Tout m'estoit desplaisant & ma gesne cruelle
Me pressoit sous l'horreur de sa force mortelle,
Tandis que loin de vous, je n'ay eu en mon cœur,
Que peine, que souci, que travail, que mal-heur,
Tout m'estoit desplaisant, & durant mon dommage,
Je ne couvois que peur & perte en mon courage,
Car une froide crainte espandue dans moy
Compagne de l'amour redouble mon esmoy,
Et taschant d'arracher l'esperance meilleure
Qui plantee en mon sang, garde que je ne meure.

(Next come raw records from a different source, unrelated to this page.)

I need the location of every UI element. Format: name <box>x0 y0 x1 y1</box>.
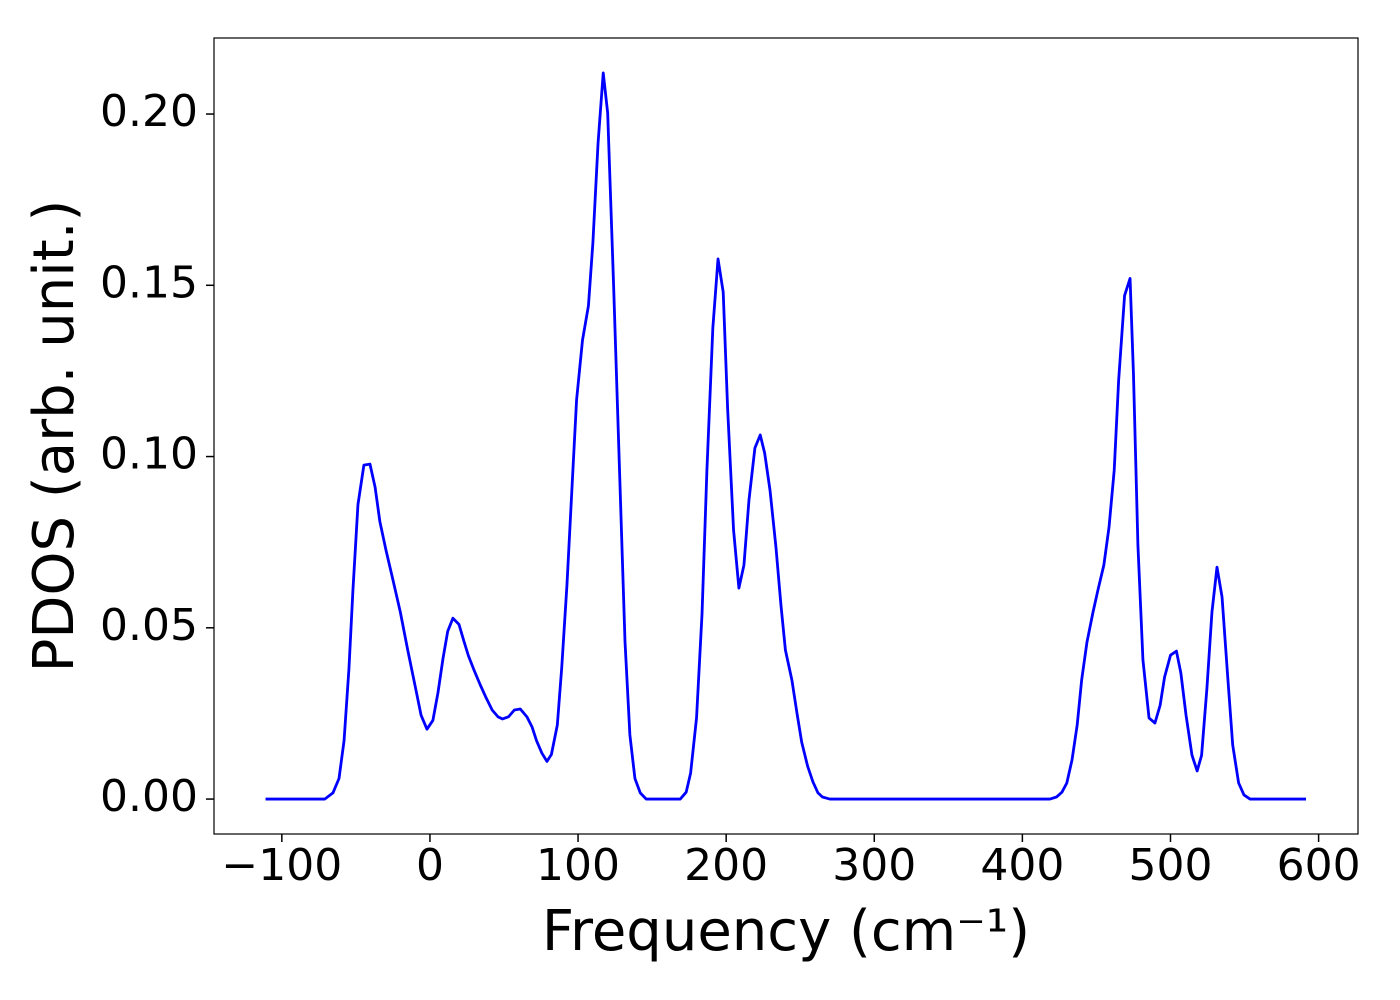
x-tick-label: 300 <box>832 840 916 891</box>
x-tick-label: 400 <box>980 840 1064 891</box>
x-tick-label: 100 <box>536 840 620 891</box>
y-tick-label: 0.05 <box>100 600 198 651</box>
y-tick-label: 0.10 <box>100 429 198 480</box>
x-tick-label: 200 <box>684 840 768 891</box>
y-tick-label: 0.15 <box>100 257 198 308</box>
y-axis-label: PDOS (arb. unit.) <box>22 200 87 673</box>
data-line <box>265 71 1307 801</box>
plot-frame <box>213 37 1359 835</box>
x-tick-label: 600 <box>1277 840 1361 891</box>
x-axis-label: Frequency (cm⁻¹) <box>542 899 1030 964</box>
x-tick-label: 0 <box>416 840 444 891</box>
x-tick-label: −100 <box>221 840 342 891</box>
y-tick-label: 0.00 <box>100 771 198 822</box>
y-tick-label: 0.20 <box>100 86 198 137</box>
x-tick-label: 500 <box>1129 840 1213 891</box>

Las tout m'estoit fascheux, la clarté du Soleil
Nuisoit par votre absence au cristal de mon œil,
Et des obscures nuicts l'horreur espouvantable
Martyroit encor plus mon esprit miserable,
Les moments m'estoient ans, & en mon triste sort
Je n'avois devant moi que l'effroy de la mort :
Et combien que le temps de ma peine fascheuse
N'ait longuement pressé ma vie langoureuse,
Si n'ay-je pas laissé d'estre cruellement
Travaillé en mon cœur de mal & de tourment.
Car les mois ni les ans ne sont par la mesure
Des effets de l'esprit qui n'est de leur nature,
Il mesure ses maux, & ses contentements,
Non par ages tournans, par siecles ou momens,
Mais selon la douleur de son cruel martyre,
Ou selon la douceur d'un bon heur qu'il desire.